WHICH IGNORES THE BEST PART:

A de facto partition for Afghanistan (Robert D. Blackwill, July 7, 2010, Politico)

Announcing that we will retain an active combat role in Afghanistan for years to come and that we do not accept permanent Taliban control of the south, the United States and its allies could withdraw combat forces from most of Pashtun Afghanistan (about half the country), including Kandahar, over several months.

We would stop fighting and dying in the mountains, valleys and urban areas of southern Afghanistan — where 102 coalition soldiers were killed in June, the most in any month of the war and almost three times as many as a year ago. But we could be ready to assist tribal leaders on the Pashtun periphery, who may decide to resist the Taliban.

We would then focus on defending the northern and western regions — containing roughly 60 percent of the population. These areas, including Kabul, are not Pashtun dominated, and locals are largely sympathetic to U.S. efforts.

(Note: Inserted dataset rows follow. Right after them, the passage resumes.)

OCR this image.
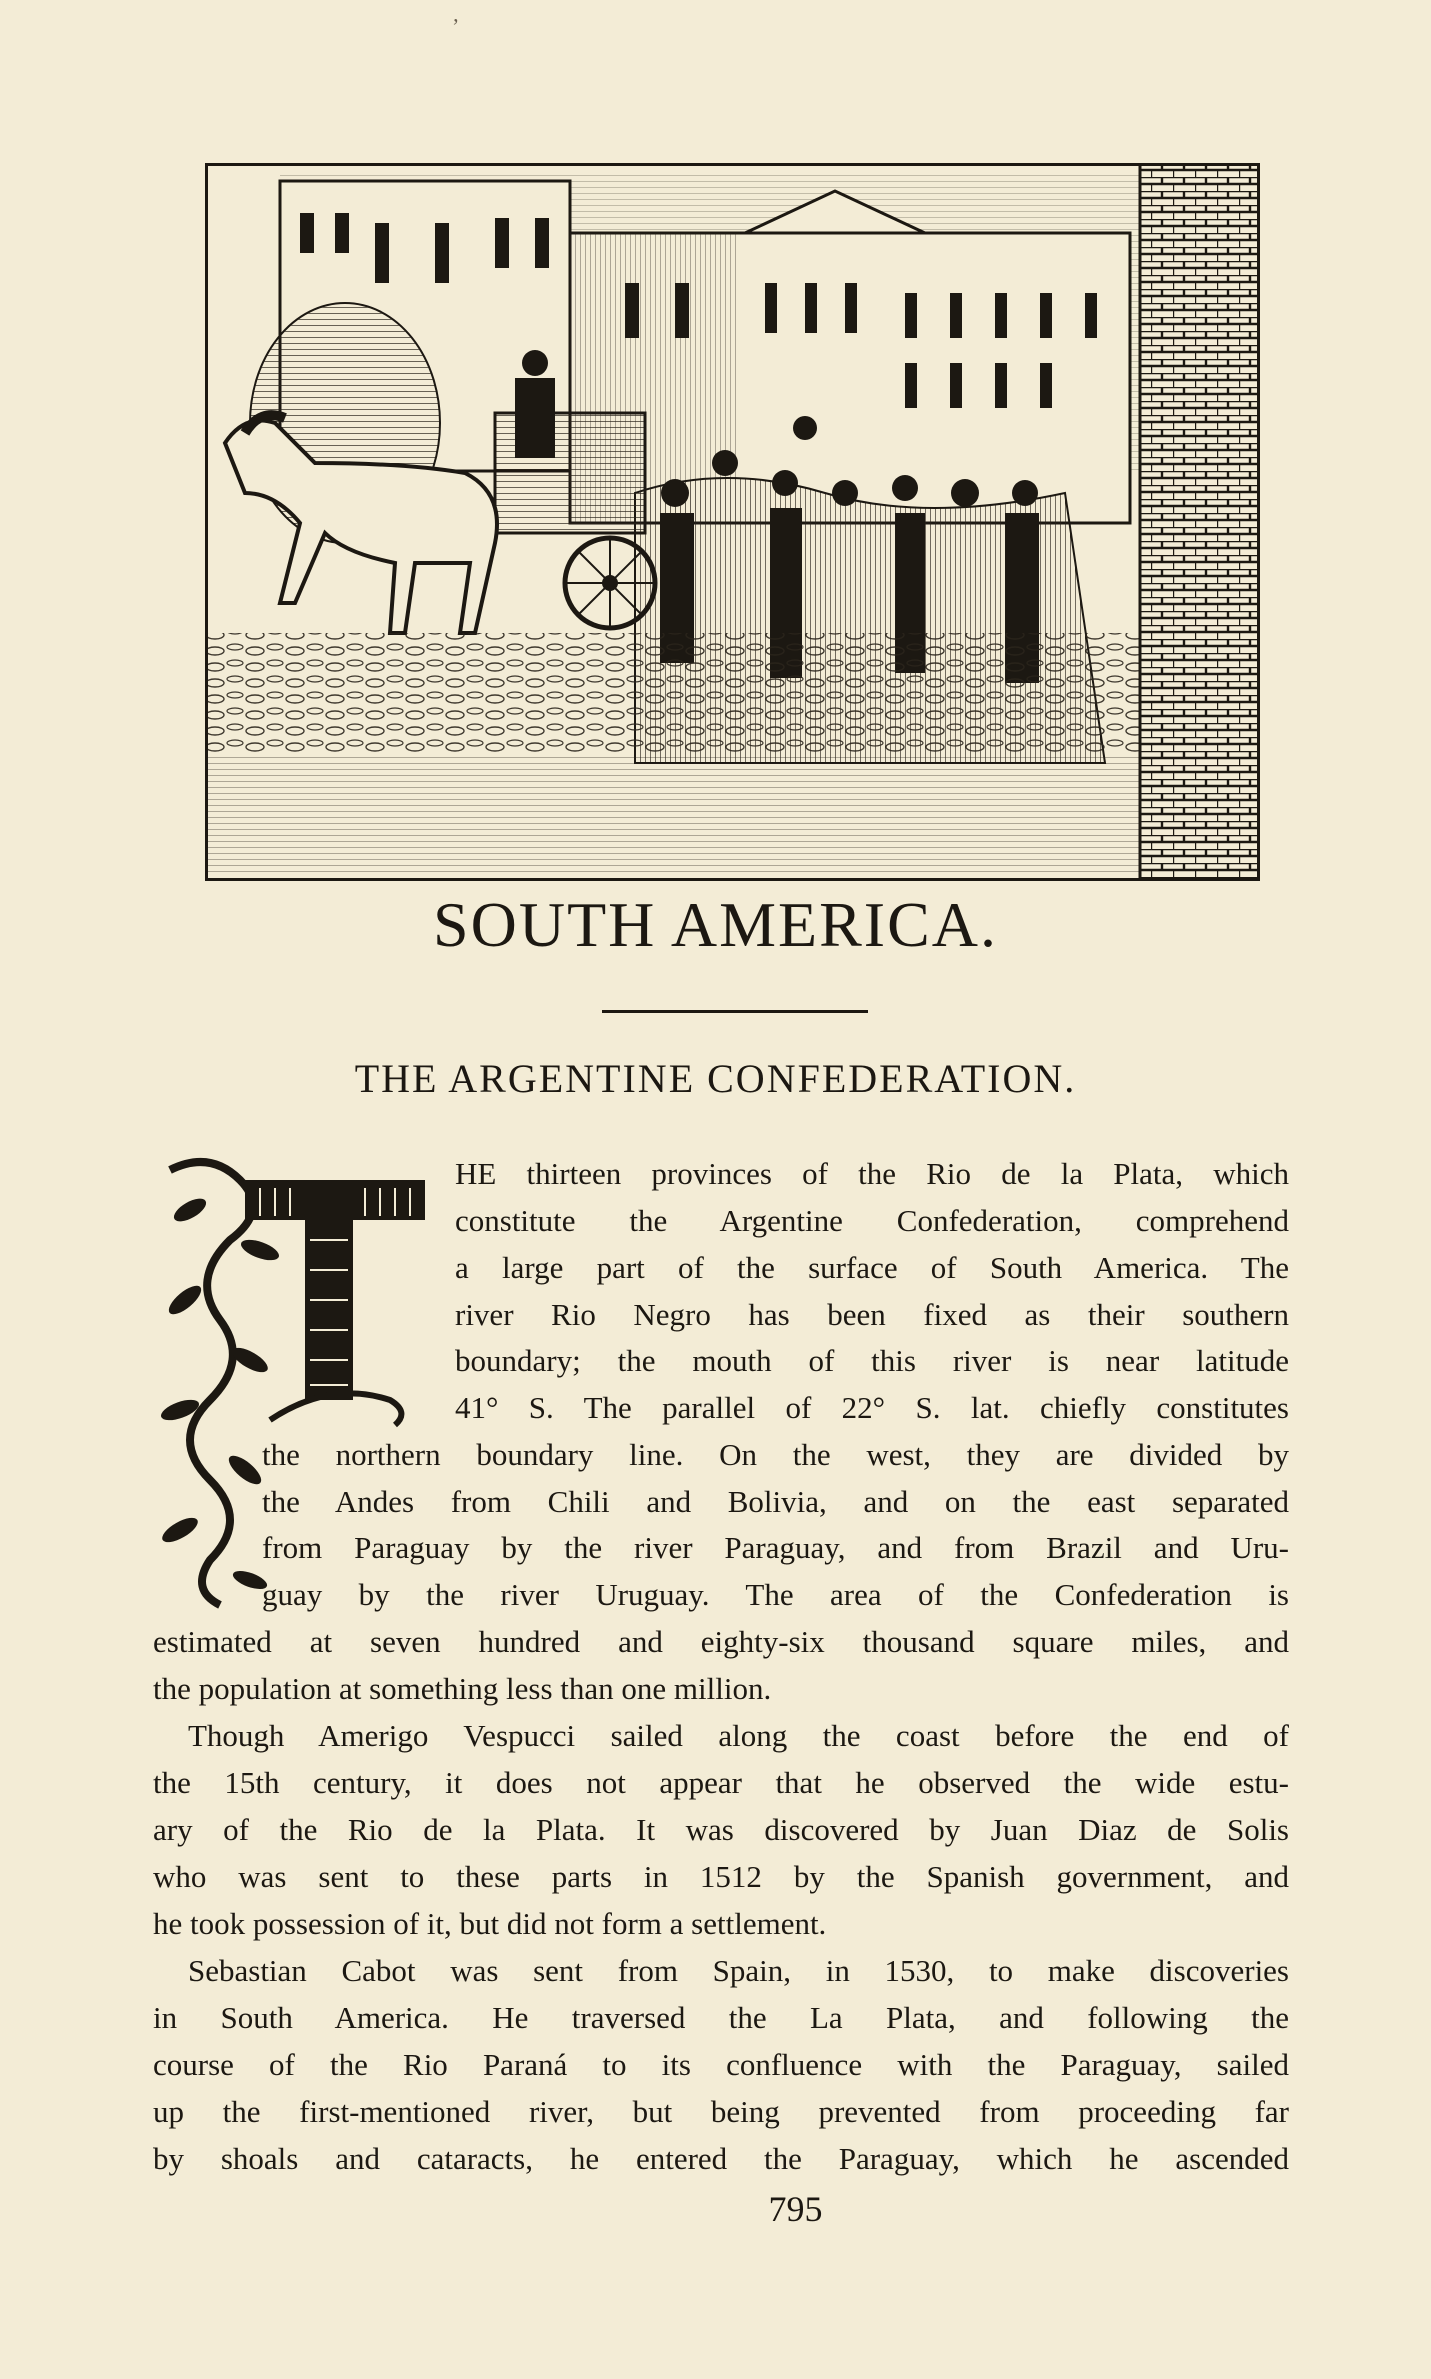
ʼ
SOUTH AMERICA.
THE ARGENTINE CONFEDERATION.
HE thirteen provinces of the Rio de la Plata, which
constitute the Argentine Confederation, comprehend
a large part of the surface of South America. The
river Rio Negro has been fixed as their southern
boundary; the mouth of this river is near latitude
41° S. The parallel of 22° S. lat. chiefly constitutes
the northern boundary line. On the west, they are divided by
the Andes from Chili and Bolivia, and on the east separated
from Paraguay by the river Paraguay, and from Brazil and Uru-
guay by the river Uruguay. The area of the Confederation is
estimated at seven hundred and eighty-six thousand square miles, and
the population at something less than one million.
Though Amerigo Vespucci sailed along the coast before the end of
the 15th century, it does not appear that he observed the wide estu-
ary of the Rio de la Plata. It was discovered by Juan Diaz de Solis
who was sent to these parts in 1512 by the Spanish government, and
he took possession of it, but did not form a settlement.
Sebastian Cabot was sent from Spain, in 1530, to make discoveries
in South America. He traversed the La Plata, and following the
course of the Rio Paraná to its confluence with the Paraguay, sailed
up the first-mentioned river, but being prevented from proceeding far
by shoals and cataracts, he entered the Paraguay, which he ascended
795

We would offer the Afghan Taliban an agreement in which neither side seeks to enlarge its territory — if the Taliban stopped supporting terrorism, a proposal that they would almost certainly reject.

We would then make it clear that we would rely heavily on U.S. air power and special forces to target any Al Qaeda base in Afghanistan, as well as Afghan Taliban leaders who aided them. We would also target Afghan Taliban encroachments across the de facto partition lines and terrorist sanctuaries along the Pakistan border.

Though careful analysis is needed, this might mean a longtime residual U.S. military force in Afghanistan of about 40,000 to 50,000 troops. We would enlist Tajiks, Uzbeks, Hazaras and supportive Pashtun in this endeavor, as well as our NATO allies, Russia, India, Iran, perhaps China, Central Asian nations and, one hopes, the U.N. Security Council.

We would continue accelerating our Afghan army training. We would devote nation-building efforts to the northern and western regions, where, unlike the Pashtun areas, people are not conflicted about accepting U.S. help and not systematically coerced by the Taliban.

There might even come a time when a stronger Afghan National Army could take control of the Pashtun areas.

Such fundamentally changed U.S. objectives and strategies regarding Afghanistan would dramatically reduce U.S. military causalities and thus minimize domestic political pressure for hasty withdrawal. It would substantially lower our budget-breaking military expenditures on Afghanistan — now nearly $7 billion per month.

This would also allow the U.S. Army and Marines to recover from years of fighting two ground wars; increase the likelihood that our coalition allies, with fewer casualties, might remain over the long term; encourage most of Afghanistan’s neighbors to support an acceptable stabilization of the country and reduce Islamabad’s ability to parlay the U.S. ground role in southern Afghanistan into tolerance for terrorism emanating from Pakistan.


The government that emerged in a recognized state of Pashtunistan would be a much easier target to strike if they did not exercise sovereignty over the Taliban.